I suppose this also means we’ll have no continuation of the Spectre storyline taglined for almost every issue since #13. But then, neither did we have Paul Dini writing on any issue since then, contrary to what’s stated on DC’s website. I have no idea who dropped the ball and what happened to make things go off the rails this much, but it is rather inexcusable—possibly why DC has offered no excuse or acknowledgement of the changes.
Igle contributes good work, but does nothing to counter the illogical details of Fridolfs’ script. In one scene, two hood-and-robed thugs fire machine guns at Zee from point-blank, yet somehow hit only the floor.
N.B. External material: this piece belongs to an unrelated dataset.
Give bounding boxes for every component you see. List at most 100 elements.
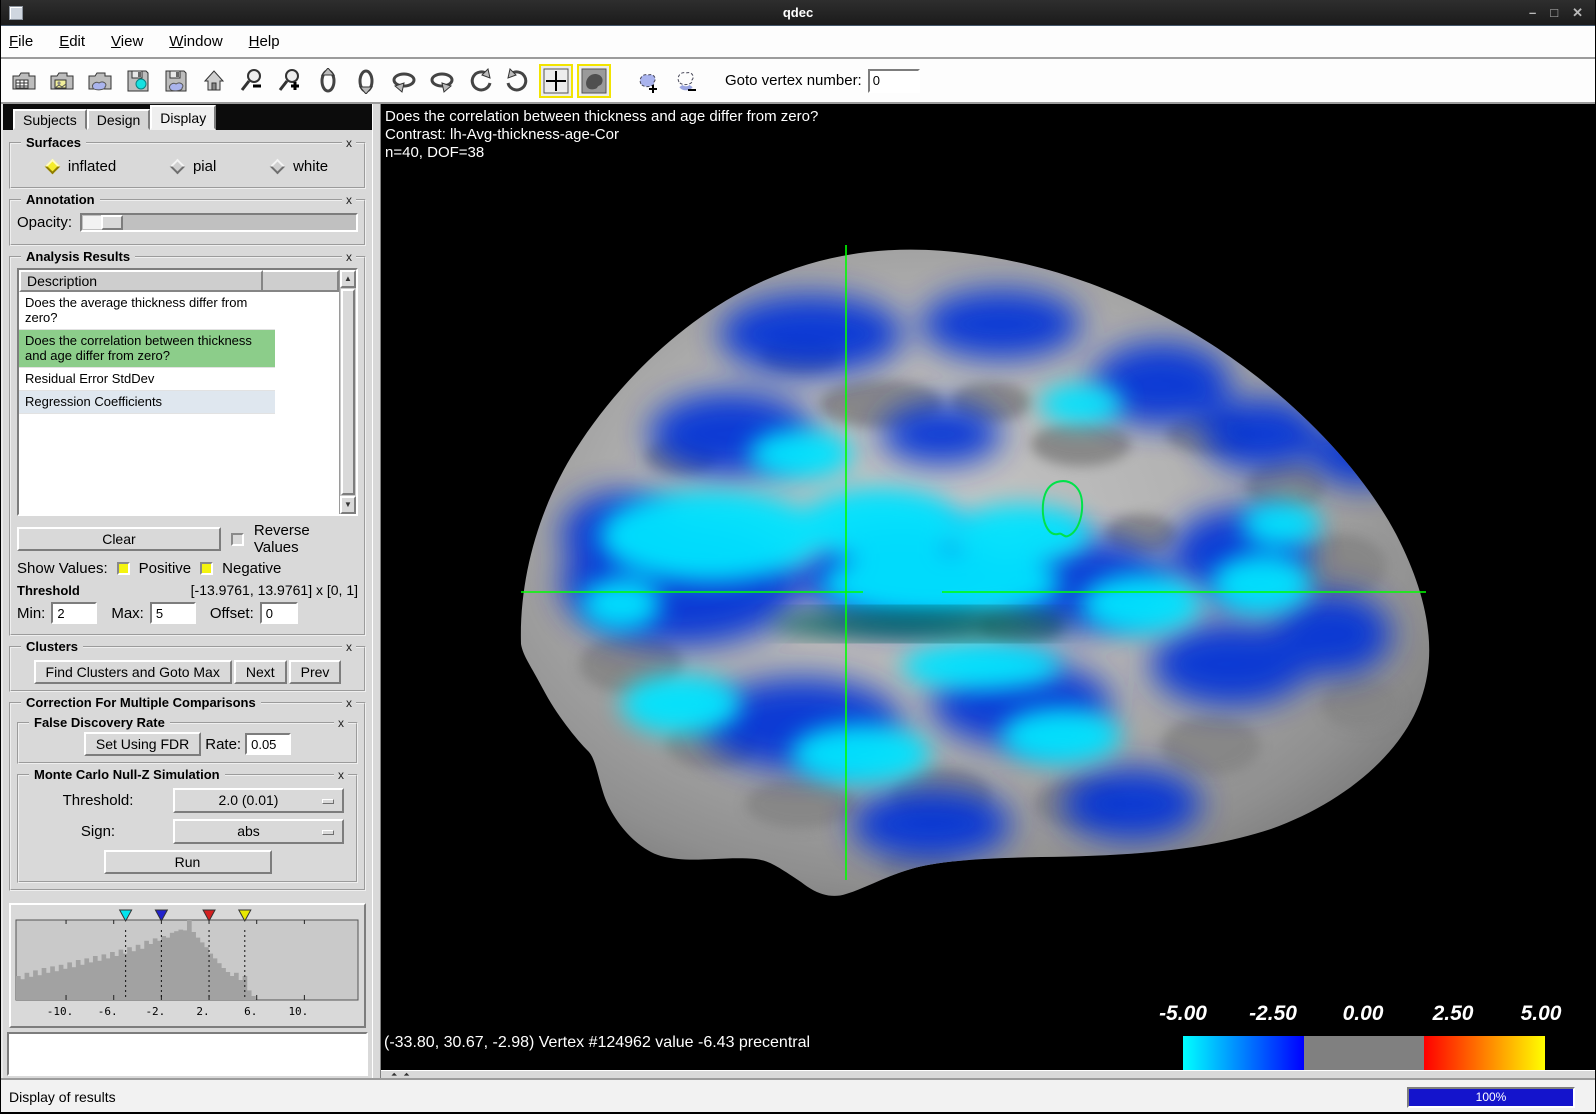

You would expect an artist to voice some objections about drawing something that nonsensical, but as the contents of this issue is no doubt a last-minute job, perhaps the effort wasn’t worth it.
Conclusion: A fine, enjoyable filler issue, but one that shouldn’t have been a filler.
– Minhquan Nguyen
Some Musings: – How can Zatanna commit such a twisted retribution and still seem so cute? It’s the sparkles, I tell ya.